Они вновь взглянули на девочек, державших в руках по баночке напитка, созвучного названием с одним из красивейших представителей семейства кошачьих. Как же относителен этот мир! Наши друзья увидели нечто, приковавшее их глаз, но означало ли это, что весь мир устроен подобным образом? А вот стой они сейчас у спуска в другую станцию, то, возможно, они заметили бы в толпе понуро бредущую в переход нашу героиню Дарью. А она в тот день была, скажем честно, прекрасна. На ней не было ни капли косметики, да и кофта, выглядывающая из-под полурасстегнутой (или недозастегнутой?) куртки, отдавала какой-то рыночностью, что ли. Наверное, не совсем справедливо мы поспешили отдать ей подобный возвышенный комплимент: Михаилу она бы и не понравилась; он считал, что ненакрашенные женщины – это несерьезно, неженственно, и обращать внимание на подобных не стоит; Антон, напротив, постоянно выступал за природную красоту, при этом своим подругам, кто красился обильно, он если и делал замечание, то как будто в шутку, и как шутку девушки его и воспринимали. Так или иначе, появление Дарьи перед нашими героями могло только спровоцировать у них новый спор. Однако дело совершенно не в этом, нет. Но даже если бы этот спор и случился, какое дело было до него Даше! Она не шла, а словно плыла, не улыбалась, так как вообще в публичных местах была не улыбчивой, но от нее словно расходилась некая энергетика. Впрочем, разглядеть что-то подобное в спешащей толпе трудно, да и что тут говорить – почти невозможно. А Михаил с Антоном вот вообще разговаривали, поглядывая в сторону малолеток, у которых никак не получалось прикурить, как ни боролись они своими тоненькими ладошками с внезапно налетевшим коварным ветром.
– Вот оно, вот оно – наше будущее! – возмущенно сказал Антон довольно громко, надеясь что его слова долетят до школьниц.

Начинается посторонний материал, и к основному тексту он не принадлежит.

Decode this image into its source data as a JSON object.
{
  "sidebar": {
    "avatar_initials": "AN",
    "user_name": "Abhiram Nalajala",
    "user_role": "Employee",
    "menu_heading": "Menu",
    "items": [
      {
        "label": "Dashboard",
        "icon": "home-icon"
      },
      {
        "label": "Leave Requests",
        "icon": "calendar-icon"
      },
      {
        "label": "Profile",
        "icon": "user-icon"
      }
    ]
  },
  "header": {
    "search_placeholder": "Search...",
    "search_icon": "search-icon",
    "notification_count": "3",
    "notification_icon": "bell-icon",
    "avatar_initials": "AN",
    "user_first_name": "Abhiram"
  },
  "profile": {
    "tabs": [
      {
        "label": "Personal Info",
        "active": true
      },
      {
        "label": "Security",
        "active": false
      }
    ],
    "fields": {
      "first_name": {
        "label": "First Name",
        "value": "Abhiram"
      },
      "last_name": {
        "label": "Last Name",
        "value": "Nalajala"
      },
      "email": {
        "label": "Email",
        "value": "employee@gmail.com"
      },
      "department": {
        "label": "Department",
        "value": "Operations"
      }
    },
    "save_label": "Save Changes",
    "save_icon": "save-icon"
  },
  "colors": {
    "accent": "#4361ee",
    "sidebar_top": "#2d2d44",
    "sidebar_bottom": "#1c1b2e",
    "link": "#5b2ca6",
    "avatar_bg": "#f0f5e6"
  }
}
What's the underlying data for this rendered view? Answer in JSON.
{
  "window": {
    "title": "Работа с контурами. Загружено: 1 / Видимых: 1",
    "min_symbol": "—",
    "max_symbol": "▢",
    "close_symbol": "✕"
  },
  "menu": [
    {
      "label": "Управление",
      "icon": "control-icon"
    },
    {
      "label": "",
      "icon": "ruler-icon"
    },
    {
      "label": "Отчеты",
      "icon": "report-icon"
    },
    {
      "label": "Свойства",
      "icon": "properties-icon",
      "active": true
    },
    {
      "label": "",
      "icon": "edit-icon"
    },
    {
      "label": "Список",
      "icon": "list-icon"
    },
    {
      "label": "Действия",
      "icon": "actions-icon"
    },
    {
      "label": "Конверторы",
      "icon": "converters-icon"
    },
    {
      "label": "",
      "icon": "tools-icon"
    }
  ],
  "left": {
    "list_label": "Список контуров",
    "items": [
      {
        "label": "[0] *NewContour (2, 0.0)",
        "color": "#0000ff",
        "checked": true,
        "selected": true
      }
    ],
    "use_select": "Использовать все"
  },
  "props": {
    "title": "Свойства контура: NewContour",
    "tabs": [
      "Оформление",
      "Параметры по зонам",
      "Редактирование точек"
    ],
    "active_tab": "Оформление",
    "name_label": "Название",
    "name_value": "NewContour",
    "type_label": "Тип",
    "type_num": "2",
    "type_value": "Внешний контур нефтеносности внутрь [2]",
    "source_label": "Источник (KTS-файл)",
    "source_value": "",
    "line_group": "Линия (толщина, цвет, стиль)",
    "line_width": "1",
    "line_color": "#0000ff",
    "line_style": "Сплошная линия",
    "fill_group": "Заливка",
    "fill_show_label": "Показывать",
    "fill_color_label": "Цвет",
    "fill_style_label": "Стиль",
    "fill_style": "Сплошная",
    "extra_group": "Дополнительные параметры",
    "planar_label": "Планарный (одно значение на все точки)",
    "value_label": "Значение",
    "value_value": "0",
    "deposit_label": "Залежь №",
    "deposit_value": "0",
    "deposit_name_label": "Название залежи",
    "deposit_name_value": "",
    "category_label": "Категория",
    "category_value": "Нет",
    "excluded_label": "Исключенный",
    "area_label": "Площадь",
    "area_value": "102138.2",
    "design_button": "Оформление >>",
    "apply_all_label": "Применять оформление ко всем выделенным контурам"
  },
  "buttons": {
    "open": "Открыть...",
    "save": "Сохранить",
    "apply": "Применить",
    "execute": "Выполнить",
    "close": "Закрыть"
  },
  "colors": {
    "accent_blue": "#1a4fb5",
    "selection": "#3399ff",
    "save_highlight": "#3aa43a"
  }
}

– Видишь ли, мы этих девочек, конечно, осуждаем, но с другой стороны, сейчас явление здорового образа жизни стало каким-то негативным. В первую очередь, потому что появились разнообразные группы, о своей приверженности к нему слишком громко заявляющие, и пытающиеся свои идеи навязать всем без разбора. А это всегда вызывает отторжение. Плюс ко всему это мода – не всем нравится причислять себя к какой-либо популярной группе, особенно из-за товарищей, в ней состоящих. Не нравится, понимаешь, когда тебе говорят: ну да, я не удивлен, сейчас это модно, сейчас все так делают. Но, черт возьми, пусть лучше будет популярен ЗОЖ, чем алкоголь и энергетики! Но почему же при росте популярности ЗОЖа, потребление алкоголя не уменьшилось, смертность от пьянства осталась прежней? Меньше стало индифферентных людей, не имеющих радикальной позиции по данному вопросу – и опять нас делят, либо ты сюда, либо сюда. Как быть? Особо рьяные в здоровом движении это, безусловно, веганы и им подобные. Вот уж кто засыпает вас уничтожающими доводами, которые при обдумывании вызовут лишь бурный смех. Да даже и обдумывать не надо, если здравый смысл всегда при вас. И вот мы выясняем, что животноводство наносит непоправимейший вред земледелию, организм человеческий мертвечину и плоть не переваривает, то есть мы – убегающие, но не догоняющие! Вот кто мы! Детальный анализ деятельности активных веганов и опыт общения с ними (а не всех надолго хватает) приводят к банальной мысли: потребление мяса прямо влияет на адекватность индивида. Это легко проверить – зачитайте эту строчку своим травоядным знакомым и понаблюдайте за их реакцией. Но если предъявите при личном общении – то лучше сразу убежать на всякий пожарный. Такое качество, как самоирония у них давным-давно атрофировалось вместе с теми отделами желудка, которые должны переваривать мясную пищу.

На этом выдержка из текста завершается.